What is a small-businessman to do?
The problem is that most people who champion "living wage" proposals haven't run a business and don't understand that any wage has additional costs tied to it—social security contributions by the business, unemployment compensation paid by the business, disability insurance payments made by the business, and other city, state, and federal taxes and fees tied to wages. As wages rise, so do all of those burdened costs. But considering those costs requires some math, and unfortunately, math and moral preening don't coexist very well.

Tuttle goes on to tell the story of Borderlands Books, a science fiction bookstore, that announced:
Although all of us at Borderlands support the concept of a living wage in princip[le] and we believe that it’s possible that the new law will be good for San Francisco — Borderlands Books as it exists is not a financially viable business if subject to that minimum wage.  Consequently we will be closing our doors no later than March 31st.
The New Yorker picked up the story, and a crowdsourced contributions to the store will keep it going until 2016.

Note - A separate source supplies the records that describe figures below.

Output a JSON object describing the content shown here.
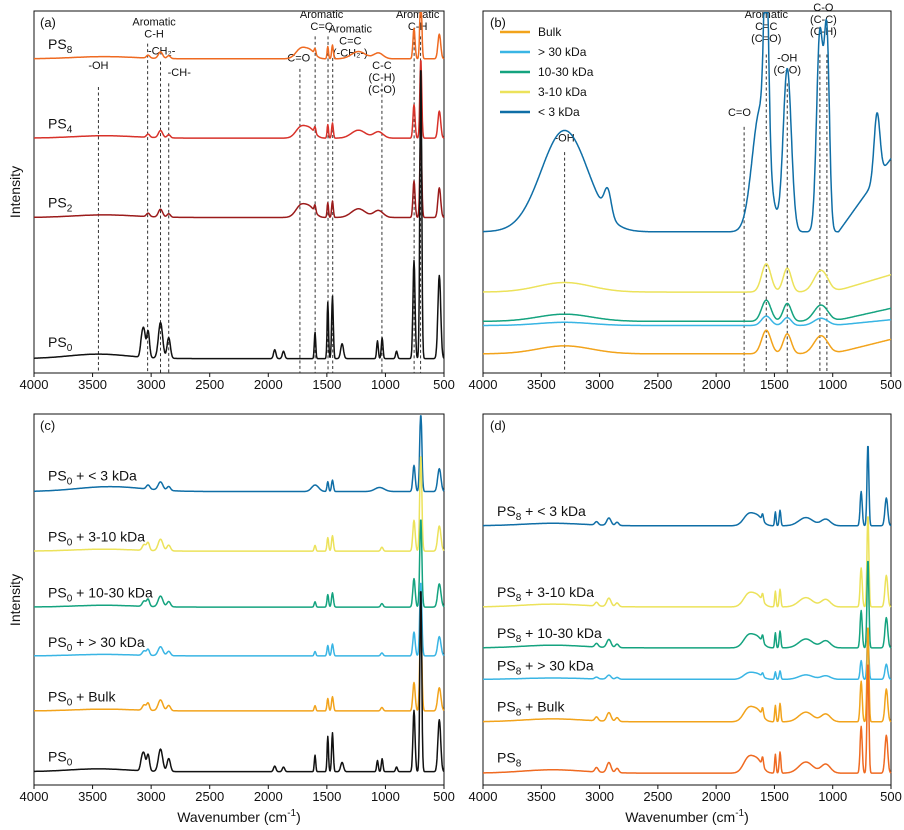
{
  "figure": {
    "y_axis_label": "Intensity",
    "x_axis_label_main": "Wavenumber (cm",
    "x_axis_label_sup": "-1",
    "x_axis_label_end": ")"
  },
  "colors": {
    "PS0": "#111111",
    "PS2": "#9b1b1b",
    "PS4": "#d8322a",
    "PS8": "#ef6a21",
    "bulk": "#f2a31b",
    "gt30": "#39b5e4",
    "k10_30": "#14a37f",
    "k3_10": "#ece25a",
    "lt3": "#0f6ea6"
  },
  "chart_data": [
    {
      "panel": "(a)",
      "type": "line",
      "xlim": [
        4000,
        500
      ],
      "xticks": [
        "4000",
        "3500",
        "3000",
        "2500",
        "2000",
        "1500",
        "1000",
        "500"
      ],
      "ylabel": "Intensity",
      "series": [
        {
          "name": "PS8",
          "label_main": "PS",
          "label_sub": "8",
          "color_key": "PS8",
          "profile": "PS",
          "offset": 0.86,
          "scale": 0.2
        },
        {
          "name": "PS4",
          "label_main": "PS",
          "label_sub": "4",
          "color_key": "PS4",
          "profile": "PS",
          "offset": 0.64,
          "scale": 0.22
        },
        {
          "name": "PS2",
          "label_main": "PS",
          "label_sub": "2",
          "color_key": "PS2",
          "profile": "PS",
          "offset": 0.42,
          "scale": 0.24
        },
        {
          "name": "PS0",
          "label_main": "PS",
          "label_sub": "0",
          "color_key": "PS0",
          "profile": "PS0",
          "offset": 0.03,
          "scale": 0.82
        }
      ],
      "reference_lines": [
        {
          "x": 3450,
          "top": 0.79
        },
        {
          "x": 3030,
          "top": 0.91
        },
        {
          "x": 2920,
          "top": 0.86
        },
        {
          "x": 2850,
          "top": 0.8
        },
        {
          "x": 1730,
          "top": 0.84
        },
        {
          "x": 1600,
          "top": 0.93
        },
        {
          "x": 1490,
          "top": 0.93
        },
        {
          "x": 1450,
          "top": 0.87
        },
        {
          "x": 1030,
          "top": 0.8
        },
        {
          "x": 755,
          "top": 0.93
        },
        {
          "x": 700,
          "top": 0.93
        }
      ],
      "annotations": [
        {
          "lines": [
            "-OH"
          ],
          "x": 3450,
          "y": 0.84
        },
        {
          "lines": [
            "Aromatic",
            "C-H"
          ],
          "x": 2975,
          "y": 0.96
        },
        {
          "lines": [
            "-CH₂-"
          ],
          "x": 2910,
          "y": 0.88
        },
        {
          "lines": [
            "-CH-"
          ],
          "x": 2760,
          "y": 0.82
        },
        {
          "lines": [
            "C=O"
          ],
          "x": 1740,
          "y": 0.86
        },
        {
          "lines": [
            "Aromatic",
            "C=C"
          ],
          "x": 1545,
          "y": 0.98
        },
        {
          "lines": [
            "Aromatic",
            "C=C",
            "(-CH₂-)"
          ],
          "x": 1300,
          "y": 0.94
        },
        {
          "lines": [
            "C-C",
            "(C-H)",
            "(C-O)"
          ],
          "x": 1030,
          "y": 0.84
        },
        {
          "lines": [
            "Aromatic",
            "C-H"
          ],
          "x": 725,
          "y": 0.98
        }
      ]
    },
    {
      "panel": "(b)",
      "type": "line",
      "xlim": [
        4000,
        500
      ],
      "xticks": [
        "4000",
        "3500",
        "3000",
        "2500",
        "2000",
        "1500",
        "1000",
        "500"
      ],
      "legend_position": "top-left",
      "series": [
        {
          "name": "Bulk",
          "label": "Bulk",
          "color_key": "bulk",
          "profile": "DOM",
          "offset": 0.05,
          "scale": 0.1
        },
        {
          "name": "> 30 kDa",
          "label": "> 30 kDa",
          "color_key": "gt30",
          "profile": "DOM",
          "offset": 0.13,
          "scale": 0.04
        },
        {
          "name": "10-30 kDa",
          "label": "10-30 kDa",
          "color_key": "k10_30",
          "profile": "DOM",
          "offset": 0.14,
          "scale": 0.09
        },
        {
          "name": "3-10 kDa",
          "label": "3-10 kDa",
          "color_key": "k3_10",
          "profile": "DOM",
          "offset": 0.22,
          "scale": 0.12
        },
        {
          "name": "< 3 kDa",
          "label": "< 3 kDa",
          "color_key": "lt3",
          "profile": "LT3",
          "offset": 0.36,
          "scale": 1.0
        }
      ],
      "reference_lines": [
        {
          "x": 3300,
          "top": 0.61
        },
        {
          "x": 1760,
          "top": 0.68
        },
        {
          "x": 1570,
          "top": 0.88
        },
        {
          "x": 1390,
          "top": 0.8
        },
        {
          "x": 1110,
          "top": 0.88
        },
        {
          "x": 1050,
          "top": 0.88
        }
      ],
      "annotations": [
        {
          "lines": [
            "-OH"
          ],
          "x": 3300,
          "y": 0.64
        },
        {
          "lines": [
            "C=O"
          ],
          "x": 1800,
          "y": 0.71
        },
        {
          "lines": [
            "Aromatic",
            "C=C",
            "(C=O)"
          ],
          "x": 1570,
          "y": 0.98
        },
        {
          "lines": [
            "-OH",
            "(C-O)"
          ],
          "x": 1390,
          "y": 0.86
        },
        {
          "lines": [
            "C-O",
            "(C-C)",
            "(C-H)"
          ],
          "x": 1080,
          "y": 1.0
        }
      ]
    },
    {
      "panel": "(c)",
      "type": "line",
      "xlim": [
        4000,
        500
      ],
      "xticks": [
        "4000",
        "3500",
        "3000",
        "2500",
        "2000",
        "1500",
        "1000",
        "500"
      ],
      "ylabel": "Intensity",
      "series": [
        {
          "name": "PS0 + < 3 kDa",
          "label_main": "PS",
          "label_sub": "0",
          "label_rest": " + < 3 kDa",
          "color_key": "lt3",
          "profile": "PSDOM",
          "offset": 0.78,
          "scale": 0.22
        },
        {
          "name": "PS0 + 3-10 kDa",
          "label_main": "PS",
          "label_sub": "0",
          "label_rest": " + 3-10 kDa",
          "color_key": "k3_10",
          "profile": "PS0b",
          "offset": 0.62,
          "scale": 0.26
        },
        {
          "name": "PS0 + 10-30 kDa",
          "label_main": "PS",
          "label_sub": "0",
          "label_rest": " + 10-30 kDa",
          "color_key": "k10_30",
          "profile": "PS0b",
          "offset": 0.47,
          "scale": 0.24
        },
        {
          "name": "PS0 + > 30 kDa",
          "label_main": "PS",
          "label_sub": "0",
          "label_rest": " + > 30 kDa",
          "color_key": "gt30",
          "profile": "PS0b",
          "offset": 0.34,
          "scale": 0.2
        },
        {
          "name": "PS0 + Bulk",
          "label_main": "PS",
          "label_sub": "0",
          "label_rest": " + Bulk",
          "color_key": "bulk",
          "profile": "PS0b",
          "offset": 0.19,
          "scale": 0.24
        },
        {
          "name": "PS0",
          "label_main": "PS",
          "label_sub": "0",
          "label_rest": "",
          "color_key": "PS0",
          "profile": "PS0",
          "offset": 0.03,
          "scale": 0.5
        }
      ]
    },
    {
      "panel": "(d)",
      "type": "line",
      "xlim": [
        4000,
        500
      ],
      "xticks": [
        "4000",
        "3500",
        "3000",
        "2500",
        "2000",
        "1500",
        "1000",
        "500"
      ],
      "series": [
        {
          "name": "PS8 + < 3 kDa",
          "label_main": "PS",
          "label_sub": "8",
          "label_rest": " + < 3 kDa",
          "color_key": "lt3",
          "profile": "PS",
          "offset": 0.69,
          "scale": 0.22
        },
        {
          "name": "PS8 + 3-10 kDa",
          "label_main": "PS",
          "label_sub": "8",
          "label_rest": " + 3-10 kDa",
          "color_key": "k3_10",
          "profile": "PS",
          "offset": 0.47,
          "scale": 0.25
        },
        {
          "name": "PS8 + 10-30 kDa",
          "label_main": "PS",
          "label_sub": "8",
          "label_rest": " + 10-30 kDa",
          "color_key": "k10_30",
          "profile": "PS",
          "offset": 0.36,
          "scale": 0.24
        },
        {
          "name": "PS8 + > 30 kDa",
          "label_main": "PS",
          "label_sub": "8",
          "label_rest": " + > 30 kDa",
          "color_key": "gt30",
          "profile": "PS",
          "offset": 0.28,
          "scale": 0.12
        },
        {
          "name": "PS8 + Bulk",
          "label_main": "PS",
          "label_sub": "8",
          "label_rest": " + Bulk",
          "color_key": "bulk",
          "profile": "PS",
          "offset": 0.16,
          "scale": 0.26
        },
        {
          "name": "PS8",
          "label_main": "PS",
          "label_sub": "8",
          "label_rest": "",
          "color_key": "PS8",
          "profile": "PS",
          "offset": 0.02,
          "scale": 0.3
        }
      ]
    }
  ]
}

But is that what we want, subsidized small businesses that must rely on the donations of strangers rather than quality business practices? I'm quite certain Elizabeth Warren and her Democratic supporters would say 'yes.' But what happens when two businesses become 20 and then 200. Will there be enough crowdsourced donations to support them all? Or will an unintended consequence of the progressives moral preening be that some small profitable businesses that would thrive otherwise will fail under a coercive wage structure?

The irony is that the big corporate entities (Walmart, Target, CVS, etc.) hated by the Left can afford the wage structure and only they will remain. So in effect, the "living wage' crowd is doing its best to kill small, privately owned businesses and replace them with the very thing they hate. And before they claim that at least employees at those big corporate entities will earn a "living wage," I suggest they read a few reports (e.g., here) on the future of automation and robotics over the next decade. By artificially mandating high wages for humans, the Left is making it much, much easier to justify the cost of automation and replace the workers with robots.

But no worries. After all, it's all being done with the very best of intentions.